The Maori and Colonial contact: Pā in their landscape context
Posted on: 6 February 2020 by Professor Harold Mytum in 2020 posts
The more pā sites Harold Mytum has visited as part of the Hill Fort Study Group (HFSG) visit, and we learn of the early relationships with the British, the more it is clear that the indigenous groups wielded considerable influence in the early decades of contact. The ways in which the Maori leaders of iwi (the largest kinship grouping) used interactions with foreigners for their own social advantage are clear.
Harold Mytum is most interested in the ways Maori embraced missionary endeavours; they were fascinated by Christianity and the intricacies of theological debate. The Rev. Samuel Marsden was based in Sydney and Parramatta in New South Wales (where Harold recorded his burial monument as part of his graveyard memorial research), but when visiting England in 1809 he met Ruatara, chief of the Ngāpuhi, and took him back to Parramatta and eventually to Rangihoua pā in the Bay of Islands. Marsden visited Ruatara in December 1814, held the first Christian service in New Zealand, and then founded the Oihi Mission Station at the foot of the hill with the pā. Permission for this was granted by Ruatara, who gained mana (prestige) by having these non-Maori under his protection and, to a large extent, his control.

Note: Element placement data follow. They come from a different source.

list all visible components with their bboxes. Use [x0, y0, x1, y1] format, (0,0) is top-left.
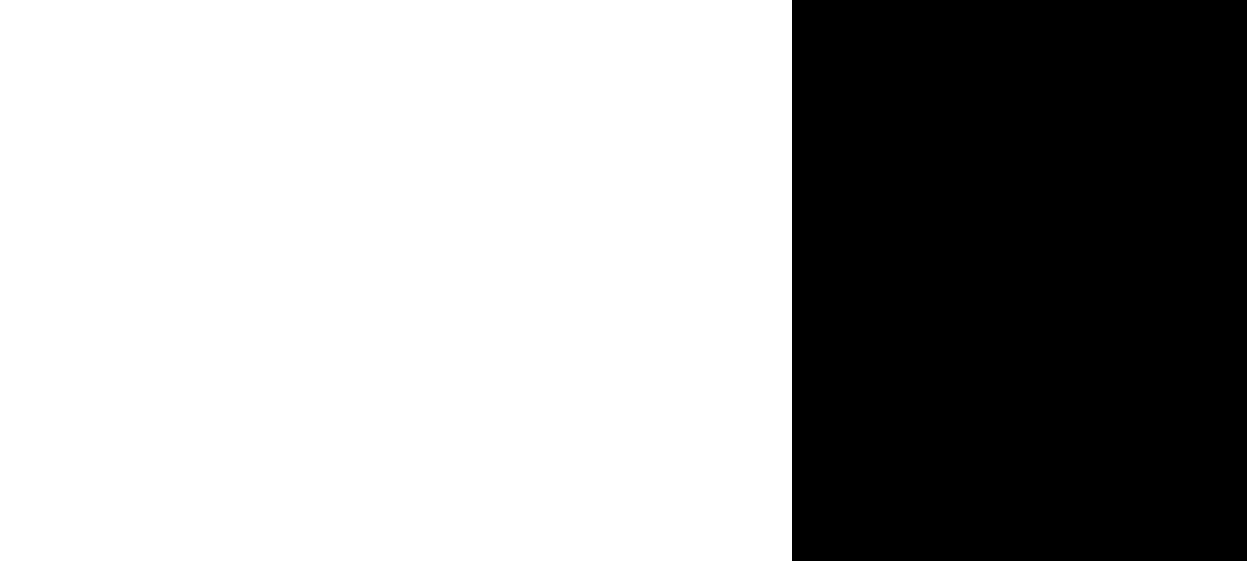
Text: 18.74 actual birthrate for 1965: 18.74 actual birthrate for 1965	[271, 204, 542, 245]
Text: 28.85 extrapolated birthrate for 1965: 28.85 extrapolated birthrate for 1965	[271, 108, 586, 136]
Title: B.C. Births per 1000 Population: B.C. Births per 1000 Population	[254, 39, 600, 57]
X-axis label: Year: Year	[407, 523, 448, 541]
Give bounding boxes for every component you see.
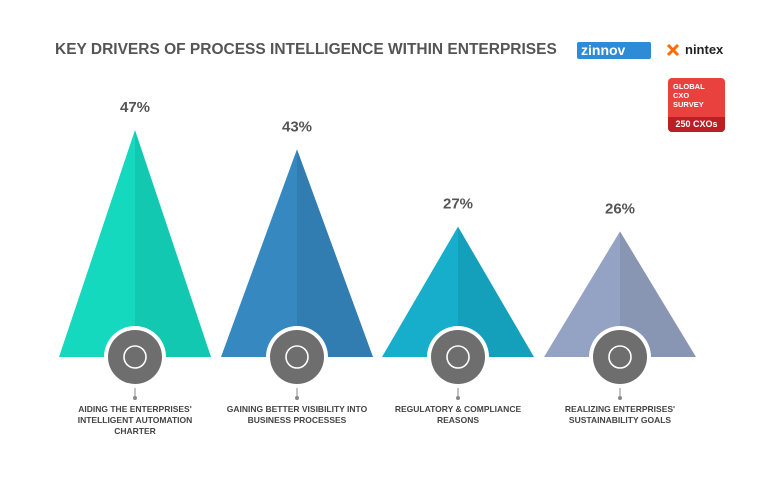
category-label: GAINING BETTER VISIBILITY INTO BUSINESS … — [226, 404, 368, 425]
value-label: 27% — [443, 196, 473, 213]
pyramid — [59, 129, 211, 357]
icon-glyph — [608, 345, 632, 369]
pyramid — [382, 226, 534, 357]
badge-count: 250 CXOs — [668, 117, 725, 132]
icon-glyph — [285, 345, 309, 369]
connector-dot — [456, 396, 460, 400]
icon-circle — [431, 330, 485, 384]
category-label: AIDING THE ENTERPRISES' INTELLIGENT AUTO… — [77, 404, 193, 436]
icon-glyph — [123, 345, 147, 369]
pyramid-shade — [297, 149, 373, 357]
badge-heading: GLOBAL CXO SURVEY — [673, 82, 705, 109]
category-label: REALIZING ENTERPRISES' SUSTAINABILITY GO… — [564, 404, 676, 425]
connector-dot — [295, 396, 299, 400]
icon-circle — [108, 330, 162, 384]
icon-circle — [270, 330, 324, 384]
zinnov-logo: zinnov — [577, 42, 651, 59]
pyramid-shade — [458, 226, 534, 357]
nintex-mark — [666, 43, 680, 57]
pyramid — [221, 149, 373, 357]
connector-dot — [133, 396, 137, 400]
category-label: REGULATORY & COMPLIANCE REASONS — [394, 404, 522, 425]
value-label: 26% — [605, 200, 635, 217]
marks: 47% 43% 27% 26% — [59, 99, 696, 400]
value-label: 47% — [120, 99, 150, 116]
pyramid — [544, 231, 696, 357]
icon-glyph — [446, 345, 470, 369]
icon-circle — [593, 330, 647, 384]
chart-title: KEY DRIVERS OF PROCESS INTELLIGENCE WITH… — [55, 41, 557, 58]
pyramid-shade — [620, 231, 696, 357]
pyramid-shade — [135, 129, 211, 357]
connector-dot — [618, 396, 622, 400]
survey-badge: GLOBAL CXO SURVEY 250 CXOs — [668, 78, 725, 132]
nintex-logo: nintex — [685, 42, 724, 57]
value-label: 43% — [282, 118, 312, 135]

A similar pattern is found at Kororipo pā, where the oldest surviving Mission House (now called Kemp House, constructed 1819) sits on the edge of the river overlooked by the Maori power centre of Hongi Hika. This is a frequent juxtaposition in Wales during the early Middle Ages when early church sites – defined by circular enclosures, the presence of holy wells and early medieval sculpture – are placed at the foot of slopes dominated by a fort. This physical proximity yet overlooking suggests patronage but also an element of control, and this is seen in Maori examples.
Interior of Ruapekapeka (Gunfighter) pā with earthwork defences which would have been topped with tall timber palisades, and foxholes for Maori warriors to shelter from British bombardment.
The mission at Kororipo also attracted traders, with the Stone Store being the first stone building in New Zealand, constructed 1835. Hongi Hika rose of prominence from c. 1806, and was the first to acquire muskets, beginning an arms race for western weaponry that dramatically changed internal Maori power relations. It also affected Maori abilities to confront British forces, most notably during the Northern Wars with serious British casualties at Gate pā, and at Ruapekapeka (Gunfighter) pā near Kawakawa where the British mounted a substantial military operation in 1845-46. They gradually moved closer to the pā with a series of redoubts but the pā’s defences and foxholes, all developed by the Maori in reaction to British military tactics, endured the bombardments. When the British stormed the pā they found that the Maori had slipped away in the face of the larger force.
The power of the Maori is reflected in the Treaty of Waitangi, where 40 chiefs signed a partnership document. Though bilingual and subsequently signed by hundreds more chiefs, there has been debate ever since as the Maori translation can be interpreted differently from the English version. As a result, the 1975 Treaty of Waitangi Act is being implemented as each iwi agrees recompense for loss of lands and regains control of substantial areas and culturally significant sites including many pā. This has affected management and interpretation, and will be discussed in another blog.